Pain Therapeutics may have a better shot at success with another opioid painkiller it calls PT-801 (Oxytrex)—that is, if it can prove and also communicate why the compound is superior. Barbier claims that Oxytrex is the first opiate drug to have a new mechanism of action since morphine was discovered 100 years ago. He explains that opioids typically act through an inhibitory pathway to block pain signals, but that over time, the drugs cause excitatory effects that are implicated in both tolerance and addiction. He says Oxytrex selectively inhibits this excitatory effect, "sort of like Cox-2 inhibitors: blocking one pathway and leaving the other alone."

The mechanism behind this drug's candidate is "a big deal," Barbier asserts, "because it solves the number one problem with opioids [which is] a narrow therapeutic window—the difference between a therapeutic and a toxic dose." The ability to expand the therapeutic window is valuable, he says, because it will allow patients to take less drug, or take an equivalent dose and get more pain relief—without increasing potentially dangerous side effects. A Phase II trial of Oxytrex vs. oxycodone showed that patients got on average 40% more pain relief from the same dosage strength, Barbier says, adding, "It's a breakthrough—but the general public and Wall Street do not understand this crucial difference between potency and therapeutic window. Everyone keeps saying, ‘Just take more drug,' but you have to keep your eye on two separate gauges.

"We're a confusing story because we have to speak in words. But if you're in pain and relieved, that's all you need to know," Barbier declares. "The way we see it is, Oxytrex is to opioids what Cox-2 inhibitors are to NSAIDs. Nobody really believed until the very end that you could make a better aspirin, but ultimately celecoxib (Celebrex) did distinguish itself by having a better therapeutic window—by being better than drugs whose side effects become intolerable when you take just a little more."
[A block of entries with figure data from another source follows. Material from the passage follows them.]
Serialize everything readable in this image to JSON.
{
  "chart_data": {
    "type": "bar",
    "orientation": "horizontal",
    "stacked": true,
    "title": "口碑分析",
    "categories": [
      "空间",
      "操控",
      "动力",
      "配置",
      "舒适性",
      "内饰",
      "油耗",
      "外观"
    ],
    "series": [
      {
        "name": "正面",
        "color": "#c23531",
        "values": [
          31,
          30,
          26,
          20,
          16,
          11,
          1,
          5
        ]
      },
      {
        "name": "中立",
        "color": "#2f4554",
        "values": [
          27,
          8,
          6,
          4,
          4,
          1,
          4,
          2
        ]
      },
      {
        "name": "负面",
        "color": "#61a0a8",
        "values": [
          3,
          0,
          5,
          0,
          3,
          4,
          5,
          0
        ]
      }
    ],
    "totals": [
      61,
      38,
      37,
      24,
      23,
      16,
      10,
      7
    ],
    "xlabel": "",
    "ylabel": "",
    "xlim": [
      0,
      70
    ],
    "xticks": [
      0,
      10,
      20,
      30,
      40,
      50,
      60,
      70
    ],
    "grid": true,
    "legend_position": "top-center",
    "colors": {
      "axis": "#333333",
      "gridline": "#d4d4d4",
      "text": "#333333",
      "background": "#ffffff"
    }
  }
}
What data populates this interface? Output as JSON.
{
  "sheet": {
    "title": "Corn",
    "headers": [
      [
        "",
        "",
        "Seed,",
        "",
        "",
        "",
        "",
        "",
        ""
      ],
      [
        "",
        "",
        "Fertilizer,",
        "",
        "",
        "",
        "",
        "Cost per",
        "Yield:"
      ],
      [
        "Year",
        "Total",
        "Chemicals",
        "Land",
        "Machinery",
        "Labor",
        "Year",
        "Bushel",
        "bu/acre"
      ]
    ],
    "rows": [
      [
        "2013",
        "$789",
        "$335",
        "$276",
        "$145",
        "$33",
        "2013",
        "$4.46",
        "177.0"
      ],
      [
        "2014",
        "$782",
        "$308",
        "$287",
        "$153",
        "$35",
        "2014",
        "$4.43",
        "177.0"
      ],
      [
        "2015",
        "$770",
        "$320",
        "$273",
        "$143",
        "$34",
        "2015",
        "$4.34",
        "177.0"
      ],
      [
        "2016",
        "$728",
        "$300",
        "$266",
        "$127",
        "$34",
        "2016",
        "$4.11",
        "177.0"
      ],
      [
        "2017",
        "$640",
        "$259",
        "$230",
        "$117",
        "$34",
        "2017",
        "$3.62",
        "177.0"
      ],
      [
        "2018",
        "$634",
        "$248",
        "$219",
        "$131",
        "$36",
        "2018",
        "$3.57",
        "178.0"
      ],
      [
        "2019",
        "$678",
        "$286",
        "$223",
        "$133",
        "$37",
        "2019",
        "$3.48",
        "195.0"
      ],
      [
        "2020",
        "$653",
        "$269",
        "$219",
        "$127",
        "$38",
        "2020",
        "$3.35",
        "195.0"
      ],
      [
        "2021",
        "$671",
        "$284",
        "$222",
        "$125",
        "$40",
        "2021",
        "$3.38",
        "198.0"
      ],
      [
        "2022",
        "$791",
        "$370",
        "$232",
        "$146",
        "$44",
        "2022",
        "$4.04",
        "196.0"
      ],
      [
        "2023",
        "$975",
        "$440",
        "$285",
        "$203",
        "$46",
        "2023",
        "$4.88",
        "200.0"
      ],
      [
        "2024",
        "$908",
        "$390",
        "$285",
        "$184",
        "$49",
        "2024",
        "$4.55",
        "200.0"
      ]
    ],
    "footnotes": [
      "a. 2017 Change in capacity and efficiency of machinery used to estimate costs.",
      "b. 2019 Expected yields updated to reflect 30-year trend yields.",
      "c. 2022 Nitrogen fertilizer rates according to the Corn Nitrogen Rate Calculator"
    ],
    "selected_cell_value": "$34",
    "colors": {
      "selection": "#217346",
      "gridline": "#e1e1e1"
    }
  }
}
But Celebrex and its close competitor, rofecoxib (Vioxx), both were launched by huge marketing powerhouses. As yet, Pain Therapeutics has no marketing partner—and it won't for a while. Until the data is in and the products are approved, Oxytrex and Remoxy are "not on the table," Barbier declares. "The Who's Who of CNS companies have conducted due diligence and are interested," he says, "but we're too close to an answer to give away the upside."

An initial Phase III trial of Oxytrex begun in June 2003 tests the compound against placebo and oxycodone in patients with severe chronic lower back pain. A second Phase III trial begun this March tests the drug in severe chronic osteoarthritic pain. Purdue's OxyContin is now widely prescribed for these conditions, but it was initially approved for cancer pain—a focused market that mid-sized Purdue could detail by itself. Oxytrex, on the other hand, seems to have been deliberately groomed to go to larger markets.
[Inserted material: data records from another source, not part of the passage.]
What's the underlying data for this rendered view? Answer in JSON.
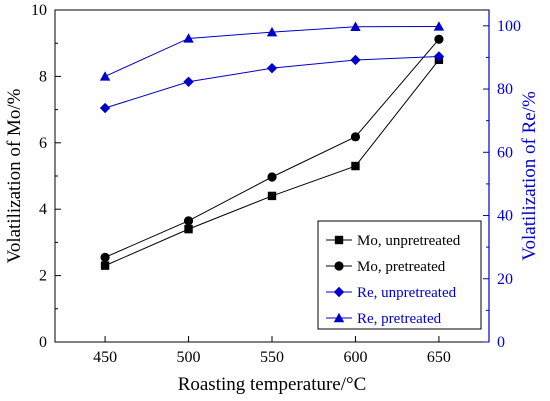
{
  "chart_data": {
    "type": "line",
    "xlabel": "Roasting temperature/°C",
    "ylabel_left": "Volatilization of Mo/%",
    "ylabel_right": "Volatilization of Re/%",
    "x": [
      450,
      500,
      550,
      600,
      650
    ],
    "xlim": [
      420,
      680
    ],
    "ylim_left": [
      0,
      10
    ],
    "ylim_right": [
      0,
      105
    ],
    "x_ticks": [
      "450",
      "500",
      "550",
      "600",
      "650"
    ],
    "y_left_ticks": [
      "0",
      "2",
      "4",
      "6",
      "8",
      "10"
    ],
    "y_right_ticks": [
      "0",
      "20",
      "40",
      "60",
      "80",
      "100"
    ],
    "right_axis_color": "#0000cc",
    "legend_position": "lower-right",
    "series": [
      {
        "name": "Mo, unpretreated",
        "axis": "left",
        "marker": "square",
        "color": "#000000",
        "values": [
          2.3,
          3.4,
          4.4,
          5.3,
          8.5
        ]
      },
      {
        "name": "Mo, pretreated",
        "axis": "left",
        "marker": "circle",
        "color": "#000000",
        "values": [
          2.55,
          3.65,
          4.97,
          6.18,
          9.12
        ]
      },
      {
        "name": "Re, unpretreated",
        "axis": "right",
        "marker": "diamond",
        "color": "#0000cc",
        "values": [
          74.0,
          82.3,
          86.6,
          89.2,
          90.3
        ]
      },
      {
        "name": "Re, pretreated",
        "axis": "right",
        "marker": "triangle",
        "color": "#0000cc",
        "values": [
          84.0,
          96.0,
          98.0,
          99.7,
          99.8
        ]
      }
    ]
  }
}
Barbier acknowledges that a small company selling a chronic-care drug on its own "can never do as well as a Pfizer," but that realization isn't forcing him into the arms of a big partner. He says, "So maybe we won't do as good a job marketing in the first few years, compared to what a Big Pharma company could do…but we could have 100% of, say, a $100 million or $200 million pie, versus 25% of a much bigger pie." Taking the time to mull the best course of action "isn't a delay strategy," Barbier insists: "If Oxytrex works, it's worth billions. We're maintaining our flexibility."